Para muchos, el del 20 fue un verano para el olvido. Nos agarró con el pie cambiado y con ganas de salir a la calle sin importar que al hacerlo sembrábamos la muerte de quienes, por razones de edad, no merecían terminar sus días sin aire. El mejor verano es el actual o por razones de memoria el anterior y de este último haré una referencia distópica.
El año pasado además del calor, la
calle estaba saturada de rostros a medio camino intentando aprovechar las horas
de libertad guardando distancia. Se suspendieron los abrazos, los besos
quedaron al vuelo bloqueados por, en su mayoría, una capa azul que nos esparcía
el acné y nos llevaba a respirar nuestras miserias reciclando el gas atrapado
en tela sintética.
Fuimos amables y comenzamos a
extrañar a quienes nos tenían hartos al combinar nuestras manías con sus mañas porque en
justicia y por historia los
apreciamos.
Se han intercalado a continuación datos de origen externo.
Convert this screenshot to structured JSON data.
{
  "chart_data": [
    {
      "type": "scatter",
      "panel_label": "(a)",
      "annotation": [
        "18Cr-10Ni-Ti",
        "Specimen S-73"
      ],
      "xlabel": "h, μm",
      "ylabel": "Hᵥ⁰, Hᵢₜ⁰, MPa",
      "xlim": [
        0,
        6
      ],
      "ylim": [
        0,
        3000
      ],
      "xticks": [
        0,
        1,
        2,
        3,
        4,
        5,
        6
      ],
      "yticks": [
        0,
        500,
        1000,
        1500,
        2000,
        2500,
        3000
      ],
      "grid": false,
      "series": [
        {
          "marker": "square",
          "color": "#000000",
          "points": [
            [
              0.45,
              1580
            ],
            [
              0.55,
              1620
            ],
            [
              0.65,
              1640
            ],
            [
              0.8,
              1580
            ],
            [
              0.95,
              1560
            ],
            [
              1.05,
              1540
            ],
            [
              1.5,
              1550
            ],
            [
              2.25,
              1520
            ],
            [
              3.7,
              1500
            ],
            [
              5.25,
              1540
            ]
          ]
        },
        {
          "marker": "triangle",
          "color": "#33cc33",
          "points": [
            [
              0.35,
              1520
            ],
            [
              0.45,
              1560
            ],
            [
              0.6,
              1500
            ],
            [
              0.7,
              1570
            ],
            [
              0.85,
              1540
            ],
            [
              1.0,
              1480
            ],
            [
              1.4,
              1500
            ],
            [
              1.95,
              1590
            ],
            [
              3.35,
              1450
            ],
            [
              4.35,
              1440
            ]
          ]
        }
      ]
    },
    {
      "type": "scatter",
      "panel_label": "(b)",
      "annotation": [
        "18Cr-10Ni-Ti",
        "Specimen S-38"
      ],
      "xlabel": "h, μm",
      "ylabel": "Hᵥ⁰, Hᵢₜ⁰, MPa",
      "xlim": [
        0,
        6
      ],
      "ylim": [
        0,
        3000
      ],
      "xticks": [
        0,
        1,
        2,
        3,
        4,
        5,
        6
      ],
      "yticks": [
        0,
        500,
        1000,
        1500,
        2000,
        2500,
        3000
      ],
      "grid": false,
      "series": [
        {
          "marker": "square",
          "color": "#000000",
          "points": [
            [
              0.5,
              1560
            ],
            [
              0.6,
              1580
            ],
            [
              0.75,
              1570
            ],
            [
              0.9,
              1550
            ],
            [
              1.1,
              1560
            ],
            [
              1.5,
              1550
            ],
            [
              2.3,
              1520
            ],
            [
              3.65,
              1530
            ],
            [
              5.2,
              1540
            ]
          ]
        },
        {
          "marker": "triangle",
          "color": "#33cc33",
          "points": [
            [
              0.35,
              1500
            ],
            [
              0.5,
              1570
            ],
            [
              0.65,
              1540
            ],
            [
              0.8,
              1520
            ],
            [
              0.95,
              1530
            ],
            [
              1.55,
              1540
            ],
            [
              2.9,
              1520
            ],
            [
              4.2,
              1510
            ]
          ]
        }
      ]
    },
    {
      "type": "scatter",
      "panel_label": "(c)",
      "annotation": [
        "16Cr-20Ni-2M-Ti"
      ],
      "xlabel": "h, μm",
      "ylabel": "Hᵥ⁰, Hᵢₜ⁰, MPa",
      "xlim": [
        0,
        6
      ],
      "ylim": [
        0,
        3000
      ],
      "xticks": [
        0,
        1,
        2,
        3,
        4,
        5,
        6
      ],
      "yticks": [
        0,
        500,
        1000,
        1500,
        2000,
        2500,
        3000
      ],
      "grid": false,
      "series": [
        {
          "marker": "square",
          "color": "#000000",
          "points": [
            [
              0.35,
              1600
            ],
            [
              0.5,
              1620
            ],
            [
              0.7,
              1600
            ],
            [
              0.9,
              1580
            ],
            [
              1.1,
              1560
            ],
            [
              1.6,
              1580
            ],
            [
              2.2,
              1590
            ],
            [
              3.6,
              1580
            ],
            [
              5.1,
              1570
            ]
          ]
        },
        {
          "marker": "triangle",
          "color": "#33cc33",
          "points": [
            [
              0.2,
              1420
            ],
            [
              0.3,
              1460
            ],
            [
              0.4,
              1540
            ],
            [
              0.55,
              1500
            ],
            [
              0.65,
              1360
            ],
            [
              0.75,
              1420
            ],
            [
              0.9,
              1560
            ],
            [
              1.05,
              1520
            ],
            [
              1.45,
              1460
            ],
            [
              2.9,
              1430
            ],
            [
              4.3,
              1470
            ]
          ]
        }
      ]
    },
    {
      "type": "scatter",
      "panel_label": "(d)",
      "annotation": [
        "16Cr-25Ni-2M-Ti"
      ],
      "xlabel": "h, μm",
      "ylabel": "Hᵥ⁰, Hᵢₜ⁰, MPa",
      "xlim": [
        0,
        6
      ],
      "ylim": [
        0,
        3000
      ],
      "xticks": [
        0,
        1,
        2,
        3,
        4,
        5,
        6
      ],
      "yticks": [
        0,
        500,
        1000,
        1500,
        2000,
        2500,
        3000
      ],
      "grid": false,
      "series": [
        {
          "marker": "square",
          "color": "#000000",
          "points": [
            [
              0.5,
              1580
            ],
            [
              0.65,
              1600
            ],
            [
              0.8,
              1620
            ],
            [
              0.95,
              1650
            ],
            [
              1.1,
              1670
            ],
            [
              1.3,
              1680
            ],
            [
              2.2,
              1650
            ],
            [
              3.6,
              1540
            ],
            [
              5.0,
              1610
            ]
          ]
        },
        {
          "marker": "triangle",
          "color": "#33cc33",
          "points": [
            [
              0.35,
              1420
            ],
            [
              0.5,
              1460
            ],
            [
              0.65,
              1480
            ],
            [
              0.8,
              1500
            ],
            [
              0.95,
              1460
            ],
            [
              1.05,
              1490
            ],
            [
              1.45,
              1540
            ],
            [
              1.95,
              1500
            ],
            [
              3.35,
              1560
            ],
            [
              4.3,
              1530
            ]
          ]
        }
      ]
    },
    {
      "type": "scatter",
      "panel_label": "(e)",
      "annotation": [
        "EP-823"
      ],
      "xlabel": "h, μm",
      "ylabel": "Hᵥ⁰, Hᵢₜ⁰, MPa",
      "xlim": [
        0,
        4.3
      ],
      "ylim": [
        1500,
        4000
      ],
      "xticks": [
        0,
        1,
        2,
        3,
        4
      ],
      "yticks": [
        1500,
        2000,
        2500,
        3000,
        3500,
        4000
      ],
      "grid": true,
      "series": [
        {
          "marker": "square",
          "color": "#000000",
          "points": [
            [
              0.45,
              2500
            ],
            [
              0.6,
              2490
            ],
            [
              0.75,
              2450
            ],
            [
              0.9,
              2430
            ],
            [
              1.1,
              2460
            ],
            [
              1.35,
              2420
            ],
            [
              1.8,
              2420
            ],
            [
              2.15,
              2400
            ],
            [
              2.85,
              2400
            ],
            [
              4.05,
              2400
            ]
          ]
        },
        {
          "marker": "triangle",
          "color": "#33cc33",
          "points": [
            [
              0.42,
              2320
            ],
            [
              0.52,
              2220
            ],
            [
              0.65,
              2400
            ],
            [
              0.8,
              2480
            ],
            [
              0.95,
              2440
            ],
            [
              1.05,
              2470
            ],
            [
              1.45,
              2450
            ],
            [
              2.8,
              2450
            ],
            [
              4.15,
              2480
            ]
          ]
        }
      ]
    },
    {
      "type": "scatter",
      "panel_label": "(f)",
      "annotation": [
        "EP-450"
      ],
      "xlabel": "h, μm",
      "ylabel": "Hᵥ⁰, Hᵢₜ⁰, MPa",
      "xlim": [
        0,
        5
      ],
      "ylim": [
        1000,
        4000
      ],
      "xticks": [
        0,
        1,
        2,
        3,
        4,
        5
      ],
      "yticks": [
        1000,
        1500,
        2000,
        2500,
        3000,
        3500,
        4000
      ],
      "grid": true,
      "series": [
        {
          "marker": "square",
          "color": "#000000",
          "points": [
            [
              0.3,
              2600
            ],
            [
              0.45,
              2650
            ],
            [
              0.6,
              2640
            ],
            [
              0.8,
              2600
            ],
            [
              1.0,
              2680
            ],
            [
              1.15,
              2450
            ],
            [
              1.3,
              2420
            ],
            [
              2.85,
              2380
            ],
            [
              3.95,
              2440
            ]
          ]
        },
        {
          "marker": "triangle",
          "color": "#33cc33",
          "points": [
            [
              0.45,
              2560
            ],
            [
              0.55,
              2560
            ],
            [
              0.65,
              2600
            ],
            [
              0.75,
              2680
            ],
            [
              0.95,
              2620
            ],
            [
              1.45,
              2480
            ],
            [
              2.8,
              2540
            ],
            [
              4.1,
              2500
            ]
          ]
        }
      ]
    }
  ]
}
Quedé maravillado por la sublime belleza de la mirada femenina.
Las orejas se transformaron en
alcayatas de una hamaca que se hizo obligatoria con tardanza. Los malos
aprovecharon el tiempo para burlar la justicia, pero espero que el tiempo del
señor sea perfecto. Los moralistas se excedían, la Iglesia guardó prudente
distancia doctrinaria para acoger a las víctimas, la ayuda mutua tomó el
control de las horas de salida mientras nuestros representantes hicieron de la
deriva un modo de hacer política.
Según reportes del norte, se
adelantó varias horas disfrutar de la primera fría y siempre en casa y el mundo
comenzó a sanar porque nos vimos forzados a darle una tregua. Disminuyó la
revisión ideológica del pensamiento. Las aguas y el cielo se hicieron visibles,
el ruido de las chicharras ya no combatía a las máquinas y el andar se
transformó en una experiencia liberadora, más si se tenían mascotas.
La ciencia se abocó a inventar,
aunque el despistaje del virus se impuso más que la cura. No miramos por los
viejos, los discapacitados y no elaboramos protocolos para quienes deben usar
lentes (basta de llamarles gafas porque a las damas ni con el pétalo de una
rosa), pero el mundo respiró mientras nos ahogábamos.
Perdimos la amistad de quienes
debíamos perderla, el miedo nos hizo lo que somos, seres desvalidos que únicamente
sobreviven arrasando el entorno. Los mares y sus habitantes dejaron de ser
atacados, nos embarcamos en proyectos comprometidos, pensamos en otra economía,
dejamos de construir mamotretos y los gobiernos fallidos acomodaron sus piezas
para impedir hacer lo que deben aparentando cuidarnos. Se dibujaron trazos de
una economía solidaria, el nuevo diluvio universal sentó las veces para
mirarnos como iguales y debo reconocer que me convencí que la meta luego del
verano, del otoño y de los tiempos que vendrán era la construcción de un
entorno amable para todos los seres que convivimos por estos bares, obligándonos
a ser mejores sin intentar el atajo que centraría el esfuerzo en conseguir
estar como antes del confinamiento.
La piedra sigue sin cambiar de
lugar y todos en fila esperamos tropezar con ella por sopotocienta vez, como si
de un imán se tratara. Entre dos opciones no excluyentes y salvables
racionalmente (mejorar y cambiar) ejercimos nuestro derecho a no elegir
ninguna. No había manera de precisar que bajaríamos la guardia cuando el bicho
sigue su progresión de alfabeto griego. Por eso, por haber perdido la
oportunidad pensando que se podía, pero rodeado de esperanza que duró más de
noventa días, el verano anterior fue el mejor de mi vida.